Yamoussoukro, 3 avr 2026 (AIP) – Le sous-préfet de Yamoussoukro, Yéo Dohogninnina, a initié mardi 31 mars 2026 une séance d’information et de sensibilisation à l’attention des populations sur les activités d’orpaillage illégal dans le département, en vue de renforcer la lutte contre ce phénomène aux conséquences multiples.

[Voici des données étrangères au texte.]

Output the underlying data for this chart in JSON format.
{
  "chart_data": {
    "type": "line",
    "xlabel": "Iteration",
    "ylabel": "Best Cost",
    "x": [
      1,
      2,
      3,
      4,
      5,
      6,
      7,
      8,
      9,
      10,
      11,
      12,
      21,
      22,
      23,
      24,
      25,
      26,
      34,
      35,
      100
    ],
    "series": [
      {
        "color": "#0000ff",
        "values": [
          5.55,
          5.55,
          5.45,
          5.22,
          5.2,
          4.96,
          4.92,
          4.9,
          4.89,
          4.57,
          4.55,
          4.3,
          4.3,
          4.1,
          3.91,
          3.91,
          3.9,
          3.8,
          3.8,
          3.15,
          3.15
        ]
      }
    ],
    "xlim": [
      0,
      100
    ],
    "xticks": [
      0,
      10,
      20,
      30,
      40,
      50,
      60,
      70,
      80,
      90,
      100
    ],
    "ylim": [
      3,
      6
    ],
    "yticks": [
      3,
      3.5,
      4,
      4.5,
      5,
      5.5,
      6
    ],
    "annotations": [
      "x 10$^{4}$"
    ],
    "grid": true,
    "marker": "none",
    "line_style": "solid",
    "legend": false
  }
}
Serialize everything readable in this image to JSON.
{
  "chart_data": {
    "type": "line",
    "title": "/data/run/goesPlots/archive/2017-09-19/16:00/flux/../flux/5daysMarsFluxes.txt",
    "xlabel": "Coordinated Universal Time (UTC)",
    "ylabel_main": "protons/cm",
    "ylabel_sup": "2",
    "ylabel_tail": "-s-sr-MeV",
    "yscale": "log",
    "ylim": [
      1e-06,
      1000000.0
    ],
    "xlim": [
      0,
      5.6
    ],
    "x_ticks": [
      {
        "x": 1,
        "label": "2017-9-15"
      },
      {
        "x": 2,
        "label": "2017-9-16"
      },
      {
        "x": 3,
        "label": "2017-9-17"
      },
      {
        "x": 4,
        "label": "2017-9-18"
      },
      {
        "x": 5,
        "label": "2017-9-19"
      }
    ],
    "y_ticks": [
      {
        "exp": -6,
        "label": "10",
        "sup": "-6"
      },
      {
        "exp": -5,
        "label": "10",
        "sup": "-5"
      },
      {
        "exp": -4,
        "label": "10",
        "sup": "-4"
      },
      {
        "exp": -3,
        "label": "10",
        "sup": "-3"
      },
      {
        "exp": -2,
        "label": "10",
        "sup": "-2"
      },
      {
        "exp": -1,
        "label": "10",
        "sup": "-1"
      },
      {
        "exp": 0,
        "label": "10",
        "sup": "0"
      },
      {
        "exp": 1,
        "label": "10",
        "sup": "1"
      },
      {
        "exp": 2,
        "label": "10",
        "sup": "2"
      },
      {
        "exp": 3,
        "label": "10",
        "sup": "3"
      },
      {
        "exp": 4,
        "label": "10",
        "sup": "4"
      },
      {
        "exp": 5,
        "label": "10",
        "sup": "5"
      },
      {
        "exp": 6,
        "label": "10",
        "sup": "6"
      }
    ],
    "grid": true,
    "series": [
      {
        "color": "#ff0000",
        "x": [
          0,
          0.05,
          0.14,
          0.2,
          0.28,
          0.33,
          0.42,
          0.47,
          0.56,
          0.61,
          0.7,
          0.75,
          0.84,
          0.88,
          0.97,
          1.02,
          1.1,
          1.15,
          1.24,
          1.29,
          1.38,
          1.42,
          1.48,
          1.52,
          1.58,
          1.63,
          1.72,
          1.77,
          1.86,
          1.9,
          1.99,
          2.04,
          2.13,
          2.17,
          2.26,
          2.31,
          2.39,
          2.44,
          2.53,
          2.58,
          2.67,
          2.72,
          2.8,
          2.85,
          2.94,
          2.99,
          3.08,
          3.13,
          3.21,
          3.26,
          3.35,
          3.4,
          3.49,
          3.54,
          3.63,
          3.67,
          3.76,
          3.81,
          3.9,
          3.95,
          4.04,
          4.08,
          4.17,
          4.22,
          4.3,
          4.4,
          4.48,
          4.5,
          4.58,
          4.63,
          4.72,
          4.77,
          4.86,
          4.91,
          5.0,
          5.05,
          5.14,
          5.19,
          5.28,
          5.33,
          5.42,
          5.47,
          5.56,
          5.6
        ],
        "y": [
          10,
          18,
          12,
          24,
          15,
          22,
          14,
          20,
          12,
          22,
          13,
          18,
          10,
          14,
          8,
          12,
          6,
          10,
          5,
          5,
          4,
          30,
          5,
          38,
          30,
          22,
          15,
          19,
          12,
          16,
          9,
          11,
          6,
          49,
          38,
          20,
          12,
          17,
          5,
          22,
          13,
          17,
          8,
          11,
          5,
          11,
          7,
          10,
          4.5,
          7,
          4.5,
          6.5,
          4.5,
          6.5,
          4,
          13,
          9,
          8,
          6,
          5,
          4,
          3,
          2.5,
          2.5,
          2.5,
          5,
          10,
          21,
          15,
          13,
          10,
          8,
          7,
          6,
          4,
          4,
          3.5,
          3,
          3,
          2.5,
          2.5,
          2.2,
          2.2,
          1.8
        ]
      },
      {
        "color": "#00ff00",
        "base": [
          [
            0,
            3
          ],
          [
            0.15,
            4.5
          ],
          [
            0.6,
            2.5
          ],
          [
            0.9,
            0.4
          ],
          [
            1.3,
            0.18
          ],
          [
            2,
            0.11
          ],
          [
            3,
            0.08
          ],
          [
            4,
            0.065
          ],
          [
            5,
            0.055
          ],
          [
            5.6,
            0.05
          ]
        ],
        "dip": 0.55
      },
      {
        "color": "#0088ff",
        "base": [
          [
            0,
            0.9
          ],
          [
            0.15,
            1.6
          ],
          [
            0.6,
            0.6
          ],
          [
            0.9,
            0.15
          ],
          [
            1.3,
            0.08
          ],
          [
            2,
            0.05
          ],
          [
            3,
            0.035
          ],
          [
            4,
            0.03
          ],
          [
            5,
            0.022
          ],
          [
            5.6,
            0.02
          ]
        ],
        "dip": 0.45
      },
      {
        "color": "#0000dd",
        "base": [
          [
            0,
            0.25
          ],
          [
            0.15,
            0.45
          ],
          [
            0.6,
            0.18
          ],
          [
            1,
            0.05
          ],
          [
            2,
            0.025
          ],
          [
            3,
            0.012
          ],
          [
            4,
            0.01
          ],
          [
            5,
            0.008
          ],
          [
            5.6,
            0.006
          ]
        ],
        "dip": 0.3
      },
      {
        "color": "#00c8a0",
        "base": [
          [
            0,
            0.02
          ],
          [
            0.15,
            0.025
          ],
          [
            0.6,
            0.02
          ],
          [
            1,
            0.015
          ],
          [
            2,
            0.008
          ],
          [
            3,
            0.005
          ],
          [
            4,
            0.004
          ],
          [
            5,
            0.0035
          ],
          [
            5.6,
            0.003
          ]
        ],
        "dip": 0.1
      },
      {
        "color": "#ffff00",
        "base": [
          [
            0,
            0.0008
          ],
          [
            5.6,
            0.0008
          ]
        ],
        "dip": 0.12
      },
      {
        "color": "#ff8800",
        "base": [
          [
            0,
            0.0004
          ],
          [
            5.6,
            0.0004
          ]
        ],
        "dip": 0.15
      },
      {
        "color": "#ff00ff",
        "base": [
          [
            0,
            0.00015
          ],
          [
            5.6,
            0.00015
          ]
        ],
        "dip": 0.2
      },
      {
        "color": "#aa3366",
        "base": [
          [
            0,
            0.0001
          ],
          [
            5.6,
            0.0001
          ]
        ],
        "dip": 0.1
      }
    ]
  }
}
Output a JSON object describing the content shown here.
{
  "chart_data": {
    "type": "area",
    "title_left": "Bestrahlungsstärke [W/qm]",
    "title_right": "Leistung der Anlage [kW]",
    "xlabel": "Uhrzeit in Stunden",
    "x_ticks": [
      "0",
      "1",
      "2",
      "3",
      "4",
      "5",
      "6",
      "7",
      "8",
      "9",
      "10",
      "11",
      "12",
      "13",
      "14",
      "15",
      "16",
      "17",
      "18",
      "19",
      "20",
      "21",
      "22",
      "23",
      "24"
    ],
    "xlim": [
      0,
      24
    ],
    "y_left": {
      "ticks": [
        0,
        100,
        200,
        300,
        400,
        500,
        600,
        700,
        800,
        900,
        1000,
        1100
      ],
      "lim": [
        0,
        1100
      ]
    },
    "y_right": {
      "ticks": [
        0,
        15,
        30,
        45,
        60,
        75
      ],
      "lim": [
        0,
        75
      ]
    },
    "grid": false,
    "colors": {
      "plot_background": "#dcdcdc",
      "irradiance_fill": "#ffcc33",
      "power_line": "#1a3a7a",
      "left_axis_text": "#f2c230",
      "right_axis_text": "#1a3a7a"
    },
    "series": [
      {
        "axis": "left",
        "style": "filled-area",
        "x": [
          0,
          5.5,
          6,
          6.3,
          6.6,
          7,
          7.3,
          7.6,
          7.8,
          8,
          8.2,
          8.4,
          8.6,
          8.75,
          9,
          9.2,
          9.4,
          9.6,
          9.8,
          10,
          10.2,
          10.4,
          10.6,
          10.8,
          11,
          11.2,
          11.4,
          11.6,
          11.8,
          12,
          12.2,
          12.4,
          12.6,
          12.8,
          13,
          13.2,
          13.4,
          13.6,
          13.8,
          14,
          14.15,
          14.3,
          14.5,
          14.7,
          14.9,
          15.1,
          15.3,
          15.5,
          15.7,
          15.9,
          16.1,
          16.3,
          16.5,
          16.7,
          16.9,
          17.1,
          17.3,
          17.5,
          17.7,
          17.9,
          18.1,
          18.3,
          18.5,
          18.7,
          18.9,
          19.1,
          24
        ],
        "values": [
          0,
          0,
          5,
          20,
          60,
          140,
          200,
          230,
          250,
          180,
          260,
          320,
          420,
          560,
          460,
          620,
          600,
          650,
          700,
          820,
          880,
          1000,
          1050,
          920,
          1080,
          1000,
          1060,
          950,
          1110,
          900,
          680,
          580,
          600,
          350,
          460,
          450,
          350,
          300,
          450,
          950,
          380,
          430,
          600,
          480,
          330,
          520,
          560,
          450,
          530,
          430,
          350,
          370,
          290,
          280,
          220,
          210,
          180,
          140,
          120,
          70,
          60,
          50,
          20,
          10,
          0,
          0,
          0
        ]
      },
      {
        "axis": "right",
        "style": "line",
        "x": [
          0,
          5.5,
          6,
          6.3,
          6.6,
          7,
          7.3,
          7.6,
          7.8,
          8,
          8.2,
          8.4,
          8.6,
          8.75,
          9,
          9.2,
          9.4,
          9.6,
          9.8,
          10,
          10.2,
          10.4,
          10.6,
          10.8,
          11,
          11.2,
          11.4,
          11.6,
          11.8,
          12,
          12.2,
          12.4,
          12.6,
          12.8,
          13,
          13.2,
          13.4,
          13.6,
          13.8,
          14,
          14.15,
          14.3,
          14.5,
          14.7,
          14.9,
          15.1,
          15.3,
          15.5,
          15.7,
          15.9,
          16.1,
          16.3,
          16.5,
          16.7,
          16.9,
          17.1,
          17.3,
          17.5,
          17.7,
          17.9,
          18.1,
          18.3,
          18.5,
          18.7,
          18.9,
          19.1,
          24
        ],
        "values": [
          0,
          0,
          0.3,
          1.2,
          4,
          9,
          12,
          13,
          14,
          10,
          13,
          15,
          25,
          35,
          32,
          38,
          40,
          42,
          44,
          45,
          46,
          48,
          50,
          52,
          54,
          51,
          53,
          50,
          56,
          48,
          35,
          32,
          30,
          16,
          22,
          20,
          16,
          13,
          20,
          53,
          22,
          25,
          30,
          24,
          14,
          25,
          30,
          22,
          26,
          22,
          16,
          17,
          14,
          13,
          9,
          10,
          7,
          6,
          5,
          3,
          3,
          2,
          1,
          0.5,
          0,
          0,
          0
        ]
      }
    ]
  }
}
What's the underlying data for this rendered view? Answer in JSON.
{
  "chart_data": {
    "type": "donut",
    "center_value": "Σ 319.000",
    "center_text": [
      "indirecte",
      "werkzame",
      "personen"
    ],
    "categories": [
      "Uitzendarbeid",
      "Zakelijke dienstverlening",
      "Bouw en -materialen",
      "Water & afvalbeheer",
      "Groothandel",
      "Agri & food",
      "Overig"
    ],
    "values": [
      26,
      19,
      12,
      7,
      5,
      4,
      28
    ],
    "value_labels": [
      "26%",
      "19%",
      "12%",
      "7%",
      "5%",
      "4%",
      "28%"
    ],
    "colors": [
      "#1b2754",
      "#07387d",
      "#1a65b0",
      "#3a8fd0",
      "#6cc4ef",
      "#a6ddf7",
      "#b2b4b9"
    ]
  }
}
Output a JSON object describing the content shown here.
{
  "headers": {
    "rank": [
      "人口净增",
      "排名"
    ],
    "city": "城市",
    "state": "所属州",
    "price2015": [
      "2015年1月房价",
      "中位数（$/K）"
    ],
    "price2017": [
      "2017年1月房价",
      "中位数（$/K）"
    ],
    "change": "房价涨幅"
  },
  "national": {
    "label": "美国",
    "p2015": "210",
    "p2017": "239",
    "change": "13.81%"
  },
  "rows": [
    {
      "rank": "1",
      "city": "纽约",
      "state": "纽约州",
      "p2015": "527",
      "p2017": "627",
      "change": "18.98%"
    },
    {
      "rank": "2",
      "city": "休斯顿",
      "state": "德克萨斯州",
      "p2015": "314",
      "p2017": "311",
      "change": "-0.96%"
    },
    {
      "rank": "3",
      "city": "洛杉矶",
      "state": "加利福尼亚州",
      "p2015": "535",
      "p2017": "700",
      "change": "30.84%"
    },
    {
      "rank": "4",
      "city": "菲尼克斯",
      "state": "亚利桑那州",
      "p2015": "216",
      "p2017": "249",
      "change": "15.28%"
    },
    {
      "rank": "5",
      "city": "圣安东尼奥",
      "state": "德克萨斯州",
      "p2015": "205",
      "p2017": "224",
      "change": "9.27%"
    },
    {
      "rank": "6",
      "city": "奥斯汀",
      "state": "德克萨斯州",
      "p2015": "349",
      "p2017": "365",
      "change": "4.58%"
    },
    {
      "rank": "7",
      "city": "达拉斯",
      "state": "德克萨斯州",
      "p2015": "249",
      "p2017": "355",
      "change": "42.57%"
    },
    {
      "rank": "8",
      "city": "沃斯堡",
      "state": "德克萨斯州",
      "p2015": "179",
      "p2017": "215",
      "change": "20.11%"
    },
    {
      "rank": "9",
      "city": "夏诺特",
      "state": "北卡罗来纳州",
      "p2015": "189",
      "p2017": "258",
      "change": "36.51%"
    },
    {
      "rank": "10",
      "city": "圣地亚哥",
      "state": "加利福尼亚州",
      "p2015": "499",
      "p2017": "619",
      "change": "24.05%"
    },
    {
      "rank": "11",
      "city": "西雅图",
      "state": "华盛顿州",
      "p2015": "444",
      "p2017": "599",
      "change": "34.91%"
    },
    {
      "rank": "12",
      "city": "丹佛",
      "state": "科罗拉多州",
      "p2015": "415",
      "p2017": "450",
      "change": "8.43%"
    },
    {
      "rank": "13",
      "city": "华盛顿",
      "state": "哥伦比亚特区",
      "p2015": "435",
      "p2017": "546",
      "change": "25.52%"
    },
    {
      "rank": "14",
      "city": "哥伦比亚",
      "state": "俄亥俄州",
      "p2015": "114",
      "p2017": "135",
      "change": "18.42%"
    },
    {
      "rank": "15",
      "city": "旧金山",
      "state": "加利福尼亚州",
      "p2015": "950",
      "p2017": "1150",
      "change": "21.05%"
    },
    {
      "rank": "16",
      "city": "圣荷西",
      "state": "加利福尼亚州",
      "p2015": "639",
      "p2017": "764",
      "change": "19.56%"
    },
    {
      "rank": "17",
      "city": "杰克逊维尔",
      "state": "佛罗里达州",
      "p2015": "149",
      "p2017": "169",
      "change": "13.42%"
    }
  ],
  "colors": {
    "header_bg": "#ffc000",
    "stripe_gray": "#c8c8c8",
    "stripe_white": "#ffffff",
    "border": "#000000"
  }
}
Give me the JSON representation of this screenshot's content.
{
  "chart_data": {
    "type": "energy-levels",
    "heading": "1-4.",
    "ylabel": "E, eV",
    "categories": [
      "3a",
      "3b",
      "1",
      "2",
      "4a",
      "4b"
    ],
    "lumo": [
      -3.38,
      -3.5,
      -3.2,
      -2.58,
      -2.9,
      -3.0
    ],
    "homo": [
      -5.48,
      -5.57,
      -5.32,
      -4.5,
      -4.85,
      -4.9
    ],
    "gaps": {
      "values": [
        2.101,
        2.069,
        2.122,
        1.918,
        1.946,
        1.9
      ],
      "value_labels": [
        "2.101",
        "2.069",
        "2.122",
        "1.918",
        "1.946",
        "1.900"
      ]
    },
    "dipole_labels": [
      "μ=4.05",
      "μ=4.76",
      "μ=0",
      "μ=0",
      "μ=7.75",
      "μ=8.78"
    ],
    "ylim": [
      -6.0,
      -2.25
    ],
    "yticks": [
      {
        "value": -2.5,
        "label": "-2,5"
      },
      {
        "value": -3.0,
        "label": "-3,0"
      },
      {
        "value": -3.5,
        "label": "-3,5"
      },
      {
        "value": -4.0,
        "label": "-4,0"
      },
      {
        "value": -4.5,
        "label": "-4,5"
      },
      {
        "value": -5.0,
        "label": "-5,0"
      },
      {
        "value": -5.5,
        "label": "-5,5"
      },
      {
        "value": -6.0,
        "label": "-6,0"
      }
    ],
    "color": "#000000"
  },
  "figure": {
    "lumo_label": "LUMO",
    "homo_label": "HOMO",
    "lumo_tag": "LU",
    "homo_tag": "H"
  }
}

Intervenant à cette occasion, le directeur régional des Mines et de la Géologie du district autonome de Yamoussoukro et de la région du Bélier, Dabah Innocent Sika, a indiqué qu’aucun site d’exploitation illégale d’or n’est officiellement recensé dans la sous-préfecture. Toutefois, il a déploré des activités de dragage clandestin observées dans le lit du fleuve Bandaman.
« L’exploitation aurifère sur les plans d’eau n’est pas autorisée. Ceux qui s’y adonnent le font de manière illégale », a-t-il précisé, appelant à une vigilance accrue. Il a également insisté sur le rôle central des propriétaires terriens dans l’installation de ces activités illicites. « Si le propriétaire terrien refuse de céder sa terre, il n’y aura pas d’orpaillage illégal », a-t-il souligné.
Pour sa part, le sous-préfet Yéo Dohogninnina a expliqué que cette rencontre visait à promouvoir la protection de l’environnement, la sécurité des populations et les bonnes pratiques en matière d’exploitation aurifère. Il a relevé une confusion persistante entre exploitation légale et illégale de l’or, d’où la nécessité d’éclairer les communautés.
Il a en outre insisté sur le caractère national de la lutte contre l’orpaillage illégal, appelant les chefs de village, les chefs de communauté et les populations à s’impliquer pleinement. « L’orpaillage illégal prend souvent naissance au niveau des villages, avec la complicité d’acteurs locaux. Il est donc essentiel que chacun s’engage à y mettre fin », a-t-il exhorté.
Le sous-préfet s’est dit satisfait de l’adhésion des participants, qui se sont engagés à relayer les bonnes pratiques et à contribuer à l’éradication de ce fléau, au terme d’échanges jugés constructifs.